A couple minutes late, I roll into the lot, thinking I’ve missed her. She’ll have been early, I know. She always is.
Then I see it: A sporty white Kia moving in from a side street, following me to a spot. Of course she’s here, lurking off to the side, and of course she’s on her phone, immersed in conversation. Despite her recent unemployment, she’s working longer hours and more intently than many folks with full-time jobs.
As our cars meet side by side, I spot the red iPhone case held up to her ear. “Keep Calm and Carry On,” it reads.
With a quick motion of her hand, she waves me into the Kia, where I take a seat and look around.
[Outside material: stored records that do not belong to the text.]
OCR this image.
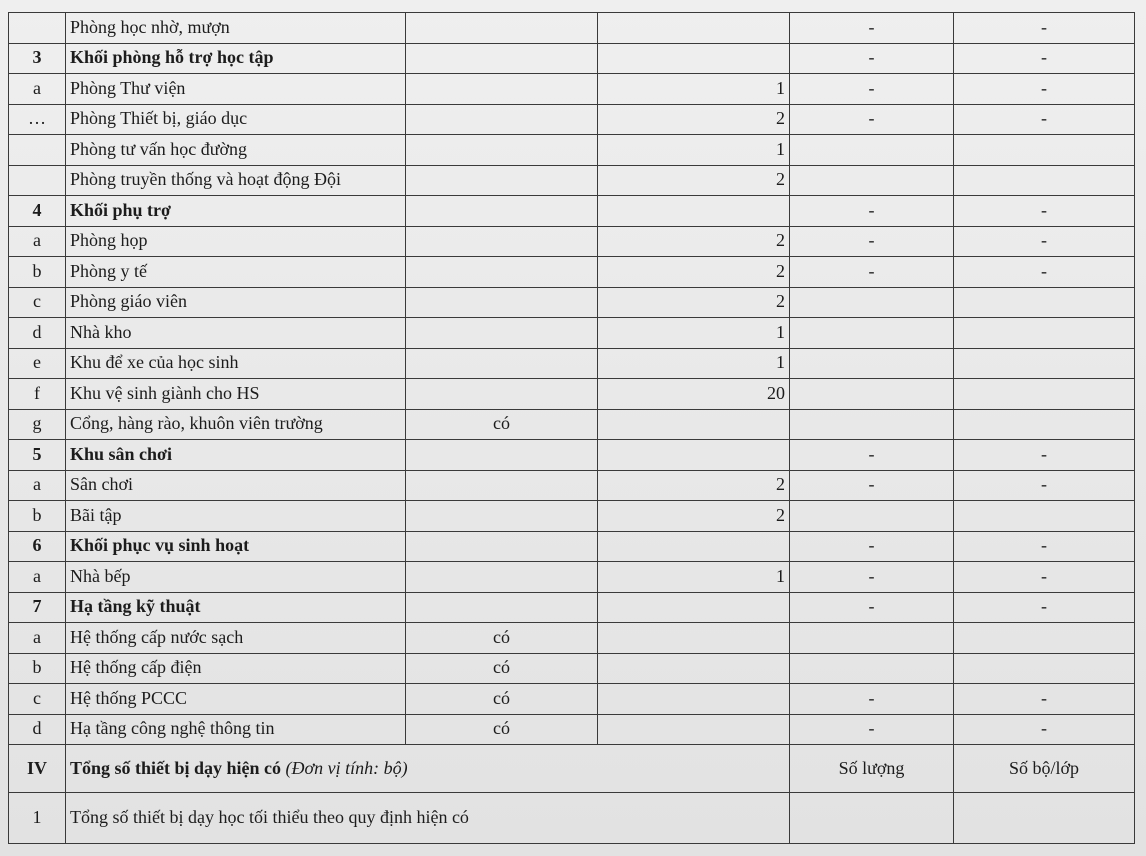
	Phòng học nhờ, mượn			-	-
3	Khối phòng hỗ trợ học tập			-	-
a	Phòng Thư viện		1	-	-
…	Phòng Thiết bị, giáo dục		2	-	-
	Phòng tư vấn học đường		1		
	Phòng truyền thống và hoạt động Đội		2		
4	Khối phụ trợ			-	-
a	Phòng họp		2	-	-
b	Phòng y tế		2	-	-
c	Phòng giáo viên		2		
d	Nhà kho		1		
e	Khu để xe của học sinh		1		
f	Khu vệ sinh giành cho HS		20		
g	Cổng, hàng rào, khuôn viên trường	có			
5	Khu sân chơi			-	-
a	Sân chơi		2	-	-
b	Bãi tập		2		
6	Khối phục vụ sinh hoạt			-	-
a	Nhà bếp		1	-	-
7	Hạ tầng kỹ thuật			-	-
a	Hệ thống cấp nước sạch	có			
b	Hệ thống cấp điện	có			
c	Hệ thống PCCC	có		-	-
d	Hạ tầng công nghệ thông tin	có		-	-
IV	Tổng số thiết bị dạy hiện có (Đơn vị tính: bộ)			Số lượng	Số bộ/lớp
1	Tổng số thiết bị dạy học tối thiểu theo quy định hiện có				
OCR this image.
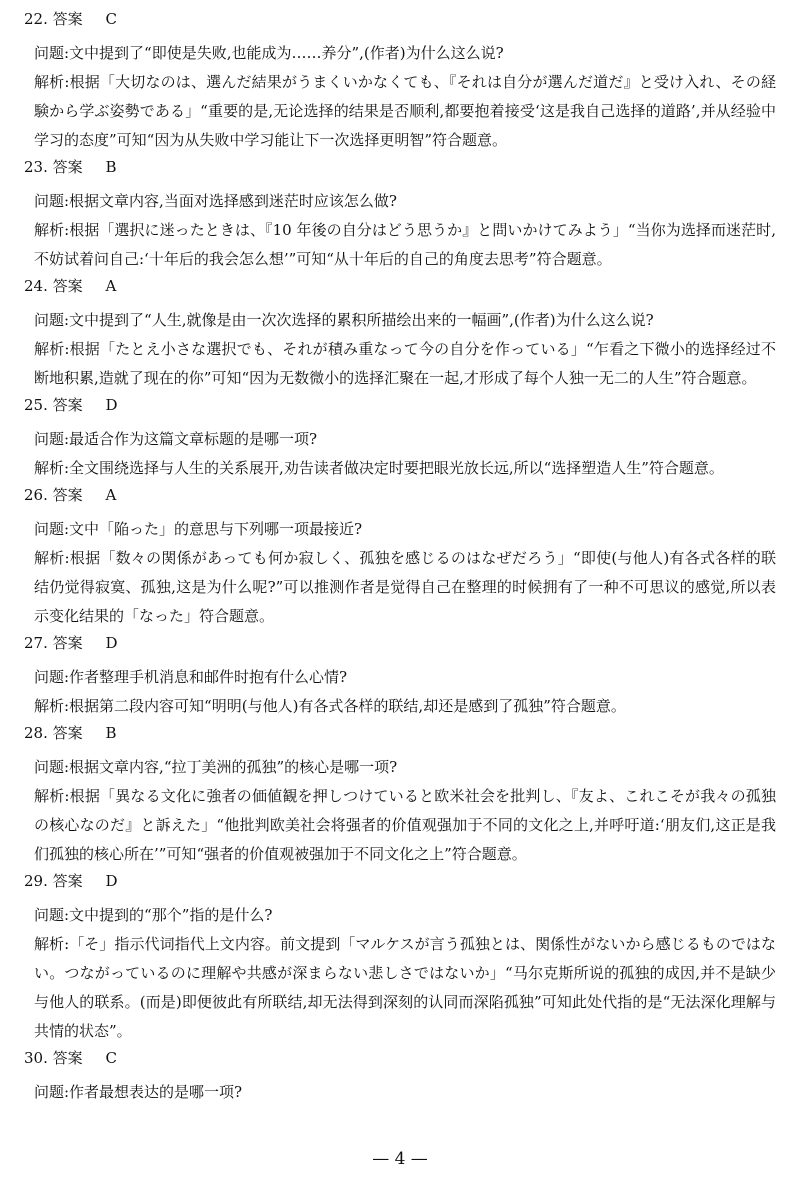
22. 答案 C
问题:文中提到了“即使是失败,也能成为……养分”,(作者)为什么这么说?
解析:根据「大切なのは、選んだ結果がうまくいかなくても、『それは自分が選んだ道だ』と受け入れ、その経験から学ぶ姿勢である」“重要的是,无论选择的结果是否顺利,都要抱着接受‘这是我自己选择的道路’,并从经验中学习的态度”可知“因为从失败中学习能让下一次选择更明智”符合题意。
23. 答案 B
问题:根据文章内容,当面对选择感到迷茫时应该怎么做?
解析:根据「選択に迷ったときは、『10 年後の自分はどう思うか』と問いかけてみよう」“当你为选择而迷茫时,不妨试着问自己:‘十年后的我会怎么想’”可知“从十年后的自己的角度去思考”符合题意。
24. 答案 A
问题:文中提到了“人生,就像是由一次次选择的累积所描绘出来的一幅画”,(作者)为什么这么说?
解析:根据「たとえ小さな選択でも、それが積み重なって今の自分を作っている」“乍看之下微小的选择经过不断地积累,造就了现在的你”可知“因为无数微小的选择汇聚在一起,才形成了每个人独一无二的人生”符合题意。
25. 答案 D
问题:最适合作为这篇文章标题的是哪一项?
解析:全文围绕选择与人生的关系展开,劝告读者做决定时要把眼光放长远,所以“选择塑造人生”符合题意。
26. 答案 A
问题:文中「陥った」的意思与下列哪一项最接近?
解析:根据「数々の関係があっても何か寂しく、孤独を感じるのはなぜだろう」“即使(与他人)有各式各样的联结仍觉得寂寞、孤独,这是为什么呢?”可以推测作者是觉得自己在整理的时候拥有了一种不可思议的感觉,所以表示变化结果的「なった」符合题意。
27. 答案 D
问题:作者整理手机消息和邮件时抱有什么心情?
解析:根据第二段内容可知“明明(与他人)有各式各样的联结,却还是感到了孤独”符合题意。
28. 答案 B
问题:根据文章内容,“拉丁美洲的孤独”的核心是哪一项?
解析:根据「異なる文化に強者の価値観を押しつけていると欧米社会を批判し、『友よ、これこそが我々の孤独の核心なのだ』と訴えた」“他批判欧美社会将强者的价值观强加于不同的文化之上,并呼吁道:‘朋友们,这正是我们孤独的核心所在’”可知“强者的价值观被强加于不同文化之上”符合题意。
29. 答案 D
问题:文中提到的“那个”指的是什么?
解析:「そ」指示代词指代上文内容。前文提到「マルケスが言う孤独とは、関係性がないから感じるものではない。つながっているのに理解や共感が深まらない悲しさではないか」“马尔克斯所说的孤独的成因,并不是缺少与他人的联系。(而是)即便彼此有所联结,却无法得到深刻的认同而深陷孤独”可知此处代指的是“无法深化理解与共情的状态”。
30. 答案 C
问题:作者最想表达的是哪一项?
— 4 —
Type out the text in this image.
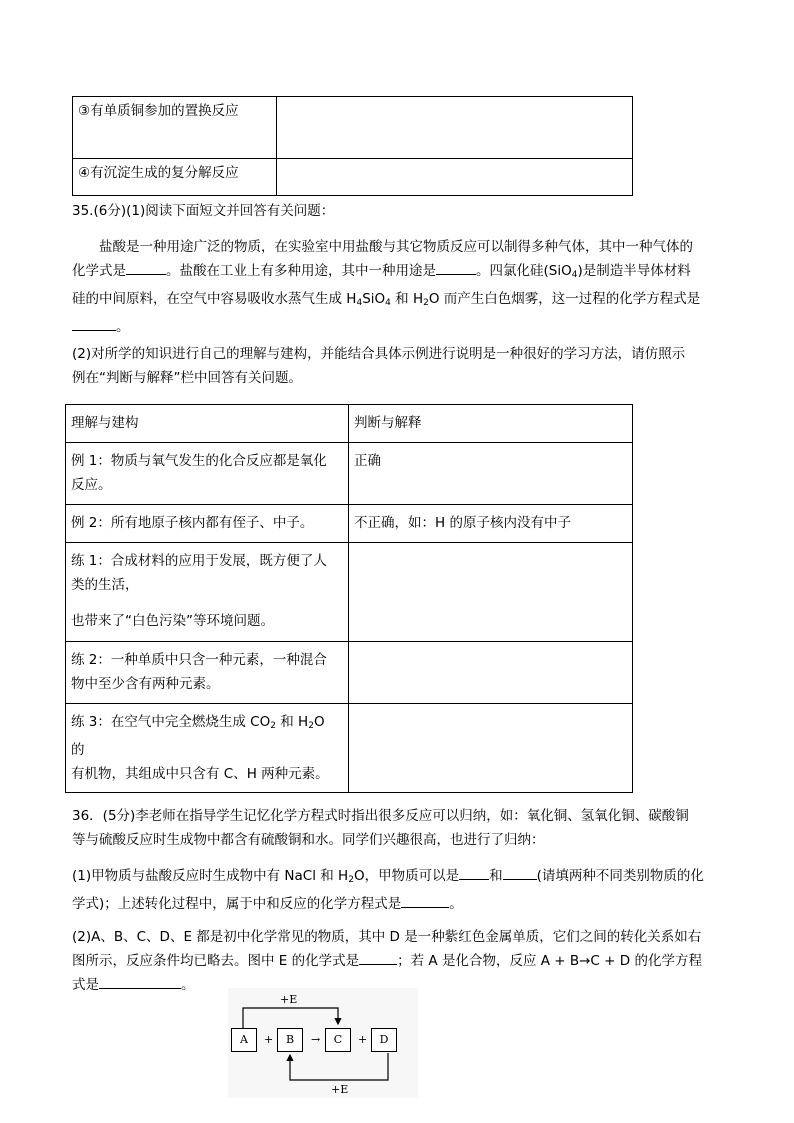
③有单质铜参加的置换反应	
④有沉淀生成的复分解反应	
35.(6分)(1)阅读下面短文并回答有关问题：
盐酸是一种用途广泛的物质，在实验室中用盐酸与其它物质反应可以制得多种气体，其中一种气体的
化学式是	。盐酸在工业上有多种用途，其中一种用途是	。四氯化硅(SiO$_4$)是制造半导体材料
硅的中间原料，在空气中容易吸收水蒸气生成 $H_4SiO_4$ 和 $H_2O$ 而产生白色烟雾，这一过程的化学方程式是
。
(2)对所学的知识进行自己的理解与建构，并能结合具体示例进行说明是一种很好的学习方法，请仿照示
例在“判断与解释”栏中回答有关问题。
理解与建构	判断与解释

例 1：物质与氧气发生的化合反应都是氧化
反应。	正确
例 2：所有地原子核内都有侄子、中子。	不正确，如：H 的原子核内没有中子

练 1：合成材料的应用于发展，既方便了人
类的生活，
也带来了“白色污染”等环境问题。	

练 2：一种单质中只含一种元素，一种混合
物中至少含有两种元素。	

练 3：在空气中完全燃烧生成 $CO_2$ 和 $H_2O$ 的
有机物，其组成中只含有 C、H 两种元素。	

36．(5分)李老师在指导学生记忆化学方程式时指出很多反应可以归纳，如：氧化铜、氢氧化铜、碳酸铜
等与硫酸反应时生成物中都含有硫酸铜和水。同学们兴趣很高，也进行了归纳：
(1)甲物质与盐酸反应时生成物中有 NaCl 和 $H_2O$，甲物质可以是 和	(请填两种不同类别物质的化
学式)；上述转化过程中，属于中和反应的化学方程式是	。
(2)A、B、C、D、E 都是初中化学常见的物质，其中 D 是一种紫红色金属单质，它们之间的转化关系如右
图所示，反应条件均已略去。图中 E 的化学式是	；若 A 是化合物，反应 A + B→C + D 的化学方程
式是	。
+E
A	+	B	→	C	+	D
+E
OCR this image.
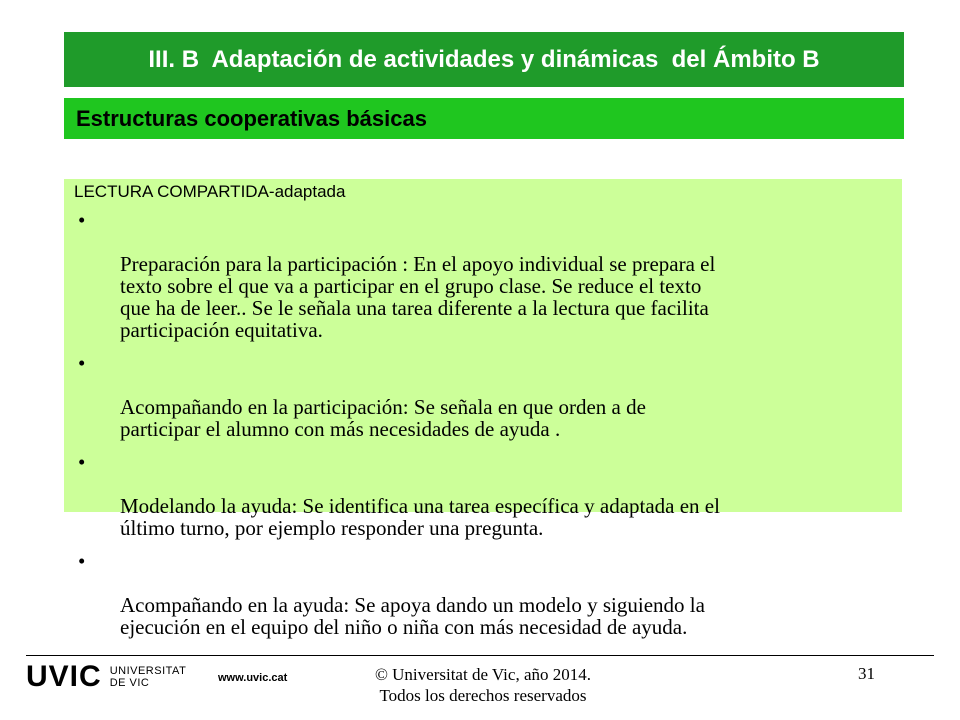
III. B  Adaptación de actividades y dinámicas  del Ámbito B
Estructuras cooperativas básicas
LECTURA COMPARTIDA-adaptada

•

Preparación para la participación : En el apoyo individual se prepara el
texto sobre el que va a participar en el grupo clase. Se reduce el texto
que ha de leer.. Se le señala una tarea diferente a la lectura que facilita
participación equitativa.

•

Acompañando en la participación: Se señala en que orden a de
participar el alumno con más necesidades de ayuda .

•

Modelando la ayuda: Se identifica una tarea específica y adaptada en el
último turno, por ejemplo responder una pregunta.

•

Acompañando en la ayuda: Se apoya dando un modelo y siguiendo la
ejecución en el equipo del niño o niña con más necesidad de ayuda.

UVIC UNIVERSITAT
DE VIC	www.uvic.cat	© Universitat de Vic, año 2014.
Todos los derechos reservados
31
This is a really nice Kia, I think, as the call is wrapping up. A really nice Kia.
“Sue,” I say, “I like your car.”
“It’s nice, right? I just don’t like spending a lot of money on things. Especially taxpayer dollars.”
As Milwaukee County’s parks director, she made more than enough to afford a Mercedes or a Lexus, but that’s Sue Black. Frugal. Purposeful. Direct. And efficient. Within moments, she hands me a map and an itinerary, turns on my seat warmer, and off we go.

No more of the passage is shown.